Strona:Józef Ignacy Kraszewski - Dola i niedola część II.djvu/189

Ta strona została uwierzytelniona.

181
DOLA I NIEDOLA.

— Co mi świat! na co mi ludzie? Ja nie wiem, czy jest świat i czy znam ludzi! Jeżeli nie uciekniemy, czuję, że się mogę czegoś straszliwego dopuścić!
Targał włosy na głowie, rzucał się w gniewie i szale.
Ledwie go jakoś potrafiłam uspokoić, sama już nie pomnę jakiemi obietnicami na przyszłość. Wrócił jednak do gospody z głową spuszczoną, przybity, zrozpaczony, z zaciśniętemi usty. Z przestrachem patrzałam nań przeczuwając coś okropnego, próżno starając się na nim wymódz choć trochę cierpliwości.
Bliższa była katastrofa niż sądziłam.
Macocha nie dając tego poznać po sobie, podejrzewała już nas oboje od dni kilku: nie wiem kiedy pierwszy raz schwytała wejrzenie i uśmiech, co ją nagle oświecił o naszych stosunkach. Nic nie wiedząc, domyśliła się wszystkiego.

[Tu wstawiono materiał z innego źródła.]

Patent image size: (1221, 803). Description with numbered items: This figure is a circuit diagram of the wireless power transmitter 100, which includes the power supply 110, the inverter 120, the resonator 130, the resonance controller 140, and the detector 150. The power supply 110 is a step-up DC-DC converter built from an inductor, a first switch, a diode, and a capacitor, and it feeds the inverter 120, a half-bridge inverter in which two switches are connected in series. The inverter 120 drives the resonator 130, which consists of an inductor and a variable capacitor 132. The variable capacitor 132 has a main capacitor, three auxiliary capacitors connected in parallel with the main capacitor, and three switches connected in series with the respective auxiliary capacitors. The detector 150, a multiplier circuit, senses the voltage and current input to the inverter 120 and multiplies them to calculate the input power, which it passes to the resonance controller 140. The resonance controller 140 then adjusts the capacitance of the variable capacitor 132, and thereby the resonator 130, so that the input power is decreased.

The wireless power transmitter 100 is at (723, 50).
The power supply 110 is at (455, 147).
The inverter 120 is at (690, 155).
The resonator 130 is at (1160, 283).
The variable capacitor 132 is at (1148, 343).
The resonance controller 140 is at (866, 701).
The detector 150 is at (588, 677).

Mimo najtroskliwszych zabiegów, nie potrafiliśmy się tak ukryć, aby nas ludzie nie wyszpiegowali, ale dotąd milczeli. Często oboje szydziliśmy już z niebezpieczeństwa, owładnieni szałem, który zaślepia.

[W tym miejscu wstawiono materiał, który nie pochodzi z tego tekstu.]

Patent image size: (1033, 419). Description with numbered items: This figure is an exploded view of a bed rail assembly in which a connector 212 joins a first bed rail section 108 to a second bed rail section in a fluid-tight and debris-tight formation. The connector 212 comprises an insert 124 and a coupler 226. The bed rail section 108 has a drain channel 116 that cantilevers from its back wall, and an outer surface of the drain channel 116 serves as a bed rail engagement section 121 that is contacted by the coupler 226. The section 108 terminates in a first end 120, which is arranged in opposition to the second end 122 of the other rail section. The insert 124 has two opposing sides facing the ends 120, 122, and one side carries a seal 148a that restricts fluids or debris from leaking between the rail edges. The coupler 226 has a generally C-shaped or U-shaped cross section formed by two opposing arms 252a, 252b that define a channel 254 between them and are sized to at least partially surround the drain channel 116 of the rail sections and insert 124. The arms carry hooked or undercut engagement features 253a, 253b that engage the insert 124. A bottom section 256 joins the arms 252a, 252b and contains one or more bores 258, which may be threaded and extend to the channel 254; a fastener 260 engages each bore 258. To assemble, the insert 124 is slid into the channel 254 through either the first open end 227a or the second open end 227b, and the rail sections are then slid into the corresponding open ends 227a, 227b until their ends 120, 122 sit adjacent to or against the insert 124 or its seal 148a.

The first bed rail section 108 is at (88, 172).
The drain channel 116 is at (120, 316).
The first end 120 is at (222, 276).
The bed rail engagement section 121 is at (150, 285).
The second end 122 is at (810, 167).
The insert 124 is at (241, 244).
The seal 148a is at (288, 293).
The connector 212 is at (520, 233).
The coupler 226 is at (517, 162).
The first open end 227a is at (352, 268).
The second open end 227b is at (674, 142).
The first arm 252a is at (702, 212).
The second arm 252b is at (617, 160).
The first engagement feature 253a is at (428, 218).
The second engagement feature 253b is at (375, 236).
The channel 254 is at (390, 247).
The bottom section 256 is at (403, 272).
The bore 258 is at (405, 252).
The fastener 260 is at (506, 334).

Po wyjściu na tę przechadzkę, które było może umyślnie dozwolone podstępnie, macocha wzięła do siebie starą sługę i silnie na nią natarła o odkrycie całéj prawdy, któréj się tylko domyślała, zapewniając ją, że wie o wszystkiém. W czasie niebytności naszéj wyznała ona i opowiedziała co tylko wiedziała, a mogła wiedzieć wiele, bośmy się w ostatku i źle i mało taili. Albert nieraz wychodził odemnie po północy, nieraz późno i rano znajdowano mnie u niego; tłómaczyliśmy to niezgrabnie, lub nie wymawialiśmy się wcale.